En découvrant ce personnage essentiel, nous échappons par son truchement à la corruption qui l’entoure. Assise bien droit sur le canapé au moelleux confortable, elle a totalement dissimulé son corps sous l’ampleur d’une robe rose dont le col montant caresse la base de son menton et l’enveloppe jusqu’à la pointe de ses chaussures. Et si tout semble un peu raide dans sa manière de se tenir, les deux mains sagement croisées sur le haut de ses cuisses, ses deux jambes parallèles et ses pieds serrés sous l’étoffe de sa tenue, quelle noblesse dans ce port de tête ! Le roux lumineux de ses cheveux relevés dans un modeste chignon éclaire son visage dont l’expression à la fois désespérée et digne nous bouleverse. Cette femme est seule au milieu de cet univers qui l’a corrompue et détruite, seule dans sa dignité et le respect d’elle-même que lui a rendu l’enfant qu’elle porte en elle. Car si l’on veut bien y faire attention, cette prostituée est enceinte.
Cette femme de « mauvaise vie », cette pécheresse que la société pharisienne du XIXe siècle rejette et méprise dans le même mouvement, cette « putain » pour l’appeler par son nom porte en elle une jeune vie, toute neuve, toute propre, toute innocente, jeune vie dont la pureté semble rendre la sienne à sa mère. A s’attarder sur les traits du visage de cette femme, l’on y découvre toute la misère du monde, la connaissance de son péché, la conscience de sa déchéance, un infini repentir, une recherche désespérée de pardon, de rédemption et la certitude de bientôt donner la vie à meilleur que soi. Tout à coup conscients à hurler de l’immensité de notre misère, sans doute paraîtrons -nous un jour devant le Père éternel avec cette même expression d’incapacité à se justifier, d’amertume désespérée sur la futilité de notre vie, et n’espérant le salut que de la pureté et de l’amour de bien meilleur que soi...
Cette œuvre simple, sans artifice, fait certainement partie des plus beaux tableaux de la peinture française en ce qu’elle s’attache avec compassion et tendresse à ces êtres réprouvés et délaissés par les autres parce que jugés responsables du sort qui les accable.
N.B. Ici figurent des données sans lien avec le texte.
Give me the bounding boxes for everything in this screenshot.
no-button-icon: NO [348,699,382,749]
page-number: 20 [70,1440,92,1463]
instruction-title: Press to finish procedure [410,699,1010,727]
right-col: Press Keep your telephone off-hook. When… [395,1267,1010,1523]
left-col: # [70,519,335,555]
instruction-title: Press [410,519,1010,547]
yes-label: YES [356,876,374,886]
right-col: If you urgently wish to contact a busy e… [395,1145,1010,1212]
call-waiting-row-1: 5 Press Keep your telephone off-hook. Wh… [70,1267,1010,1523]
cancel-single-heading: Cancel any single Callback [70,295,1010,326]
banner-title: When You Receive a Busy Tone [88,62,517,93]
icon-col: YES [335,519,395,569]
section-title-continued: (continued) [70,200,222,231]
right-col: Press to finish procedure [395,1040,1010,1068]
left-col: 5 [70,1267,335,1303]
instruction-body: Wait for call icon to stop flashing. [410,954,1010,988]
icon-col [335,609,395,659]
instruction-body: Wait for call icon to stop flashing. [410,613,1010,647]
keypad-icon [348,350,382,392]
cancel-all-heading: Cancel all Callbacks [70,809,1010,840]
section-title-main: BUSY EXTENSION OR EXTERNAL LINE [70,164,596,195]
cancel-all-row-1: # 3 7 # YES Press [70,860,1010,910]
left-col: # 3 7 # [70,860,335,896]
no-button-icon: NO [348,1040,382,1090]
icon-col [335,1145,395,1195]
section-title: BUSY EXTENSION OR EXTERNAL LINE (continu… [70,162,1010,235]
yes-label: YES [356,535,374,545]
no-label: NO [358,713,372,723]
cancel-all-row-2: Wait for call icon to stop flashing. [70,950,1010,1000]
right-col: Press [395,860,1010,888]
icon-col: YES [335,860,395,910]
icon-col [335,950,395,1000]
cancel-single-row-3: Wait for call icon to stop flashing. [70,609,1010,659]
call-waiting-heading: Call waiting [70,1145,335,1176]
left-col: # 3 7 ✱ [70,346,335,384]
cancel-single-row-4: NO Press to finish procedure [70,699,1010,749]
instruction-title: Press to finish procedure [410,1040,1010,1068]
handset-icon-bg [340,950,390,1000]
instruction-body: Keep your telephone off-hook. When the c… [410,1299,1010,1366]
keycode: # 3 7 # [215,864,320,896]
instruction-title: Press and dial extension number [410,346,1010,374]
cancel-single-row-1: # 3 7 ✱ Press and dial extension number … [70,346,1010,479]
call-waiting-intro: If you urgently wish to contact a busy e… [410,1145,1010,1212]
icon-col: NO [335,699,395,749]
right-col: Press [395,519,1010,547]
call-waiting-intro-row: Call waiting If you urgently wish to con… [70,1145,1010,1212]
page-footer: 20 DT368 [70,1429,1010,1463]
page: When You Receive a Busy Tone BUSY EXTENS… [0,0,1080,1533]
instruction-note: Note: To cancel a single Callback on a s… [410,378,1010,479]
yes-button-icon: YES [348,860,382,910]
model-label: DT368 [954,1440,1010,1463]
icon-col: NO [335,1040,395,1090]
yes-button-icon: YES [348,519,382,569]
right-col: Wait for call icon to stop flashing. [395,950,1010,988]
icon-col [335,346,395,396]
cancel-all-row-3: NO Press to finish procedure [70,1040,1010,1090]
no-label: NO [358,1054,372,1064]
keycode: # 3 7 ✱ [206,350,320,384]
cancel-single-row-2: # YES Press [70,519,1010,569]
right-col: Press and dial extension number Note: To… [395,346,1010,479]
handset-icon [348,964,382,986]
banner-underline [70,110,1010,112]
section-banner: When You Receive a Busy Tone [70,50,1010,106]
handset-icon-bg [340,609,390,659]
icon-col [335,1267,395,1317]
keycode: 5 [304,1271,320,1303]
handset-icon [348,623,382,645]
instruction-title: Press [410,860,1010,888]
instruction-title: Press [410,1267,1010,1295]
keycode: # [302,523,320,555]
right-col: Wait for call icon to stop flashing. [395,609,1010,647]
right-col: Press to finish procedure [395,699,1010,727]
En cela, et bien que ce ne soit pas le sujet du tableau, le salon de la Rue du Moulin de Toulouse Lautrec est au sens fort du terme une œuvre chrétienne, de ce christianisme dont le Maître n’est pas venu en ce monde pour les bien-portants mais pour les malades... qui sont légion.
(1) - Cette huile sur toile et fusain, de 111,5x132,5 cm, peinte en 1894, se trouve au Musée Toulouse-Lautrec à Albi.